Staveley introduit des divinités dans son histoire, mais celles-ci, notamment Meshkent le dieu de la douleur, ressemblent à des gamins criards et capricieux. Le grand méchant de l'histoire, Ran il Tornja (qui n'apparaît presque pas dans le livre...), est censé être le représentant d'une race ancienne suprêmement intelligente. Mais il tend un piège ridicule et prévisible aux héros, au terme duquel il se fait rétamer comme un malpropre. Ah certes, au moment de sa mort, il laisse entendre à ses adversaires qu'il y avait un programme supérieur que les misérables humains qu'ils sont seraient bien incapables de comprendre. Mais le souci, c'est que le lecteur ne sait lui-même jamais rien de ce soi-disant programme supérieur. Et l'auteur lui non plus, sans doute.

Quant aux personnages secondaires, ils n'apportent rien à l'intrigue. L'un des héros, Kaden, fait sortir de prison son vieux maître Rampuri Tan, mais ce dernier passe ses quelques pages de liberté à faire un caca nerveux, avant de se faire liquider promptement et piteusement. Kiel, l'autre survivant de la race antique des Csestriim, disparait quasiment de l'intrigue. Et quand il y apparait, sa présence ne sert presque à rien. Tout est comme si Staveley n'avait jamais ficelé son intrigue, qu'il y avait introduit plusieurs personnages, sans être clair à l'avance sur leur part dans l'histoire.

A l'origine, l'arrière-plan politique laissait place à quelques espoirs sur le sérieux de la trilogie, mais ceux-ci sont sévèrement douchés. Staveley, c'est de la nigauderie à la Trump en fait. La République mise en place par Kaden devient vite un repaire d'opportunistes incapables de prendre une décision. La solution est donc le retour de l'Empire, et le despotisme (mal) éclairé d'Adare, seule personne en mesure de prendre les décisions énergiques qui s'imposent. Bonjour les fachos.
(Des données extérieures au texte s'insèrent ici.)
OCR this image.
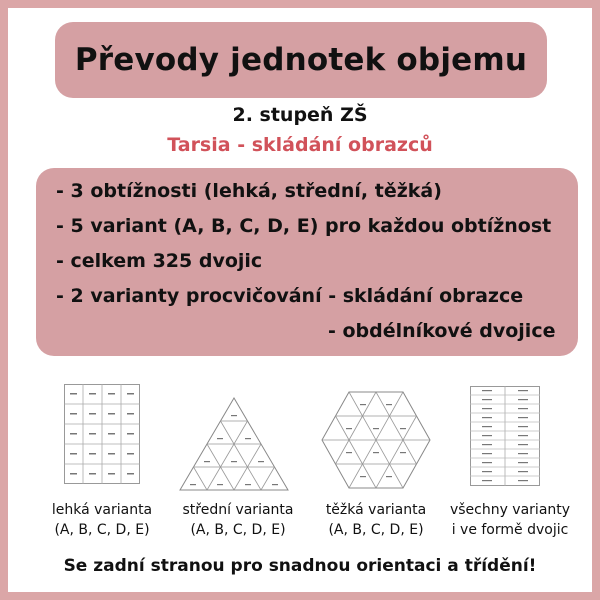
Převody jednotek objemu
2. stupeň ZŠ
Tarsia - skládání obrazců
- 3 obtížnosti (lehká, střední, těžká)
- 5 variant (A, B, C, D, E) pro každou obtížnost
- celkem 325 dvojic
- 2 varianty procvičování - skládání obrazce
- obdélníkové dvojice
lehká varianta
(A, B, C, D, E)
střední varianta
(A, B, C, D, E)
těžká varianta
(A, B, C, D, E)
všechny varianty
i ve formě dvojic
Se zadní stranou pro snadnou orientaci a třídění!
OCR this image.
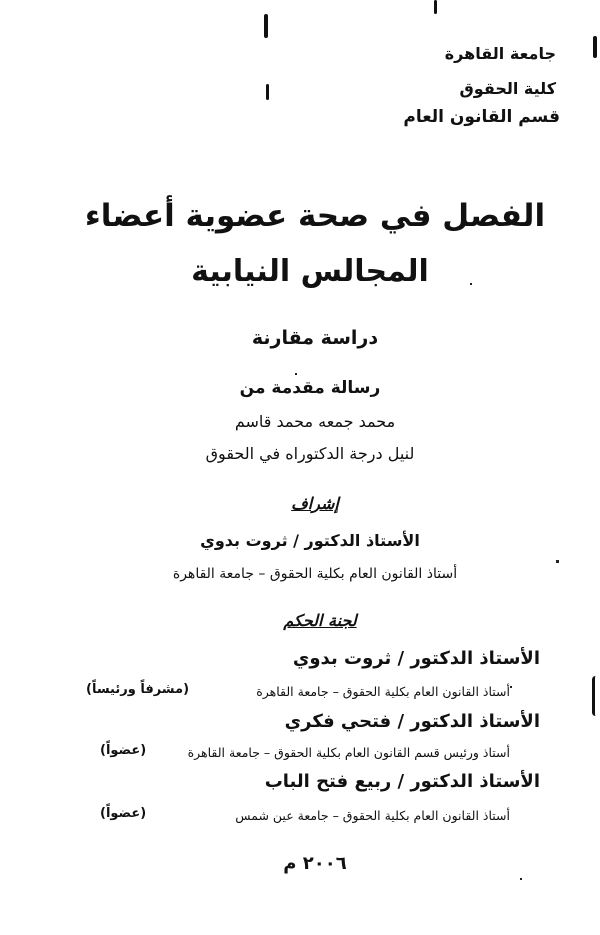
جامعة القاهرة
كلية الحقوق
قسم القانون العام
الفصل في صحة عضوية أعضاء
المجالس النيابية
دراسة مقارنة
رسالة مقدمة من
محمد جمعه محمد قاسم
لنيل درجة الدكتوراه في الحقوق
إشراف
الأستاذ الدكتور / ثروت بدوي
أستاذ القانون العام بكلية الحقوق – جامعة القاهرة
لجنة الحكم
الأستاذ الدكتور / ثروت بدوي
أستاذ القانون العام بكلية الحقوق – جامعة القاهرة
(مشرفاً ورئيساً)
الأستاذ الدكتور / فتحي فكري
أستاذ ورئيس قسم القانون العام بكلية الحقوق – جامعة القاهرة
(عضواً)
الأستاذ الدكتور / ربيع فتح الباب
أستاذ القانون العام بكلية الحقوق – جامعة عين شمس
(عضواً)
٢٠٠٦ م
Par ailleurs, la manière dont cette dernière prend le pouvoir est incompréhensible, compte-tenu de l'accueil hostile que lui réserve la population, à son retour dans la capitale. Elle s'acoquine avec des fanatiques et les voyous des bas-fonds, et hop, la voilà cheffe de guerre, et elle est intronisée "grand empereur" (elle porte le titre masculin) en fin de livre. C'est un peu court, et c'est idéologiquement problématique.

Il ne reste de The Last Mortal Bond, et de The Unhewn Throne plus globalement, qu'un vague motif d'intérêt : son thème, sa problématique, une longue réflexion sur ce qui définit la nature humaine. Est-ce l'intelligence, est-ce la rationalité, celle qui caractérise les Csestriim ? Ou sont-ce ces émotions qui nous asservissent, sont-ce les joies et les peines qui nous aveuglent et qui nous enchainent, mais qui rendent nos existences dignes d'être vécues ? Telle est la grande question qui taraude Kaden, celui qui devait succéder à l'empereur, le plus mystique de la fratrie. Telle est ce qu'il doit déterminer pendant sa propre traversée du désert.

A part cela, circulez, il n'y a pas grand-chose à voir dans ce livre pas franchement fameux. Dommage qu'il ait fallu se coltiner 900 pages supplémentaires pour pouvoir le confirmer pleinement. Mais au moins, on s'est fait mal pour vous.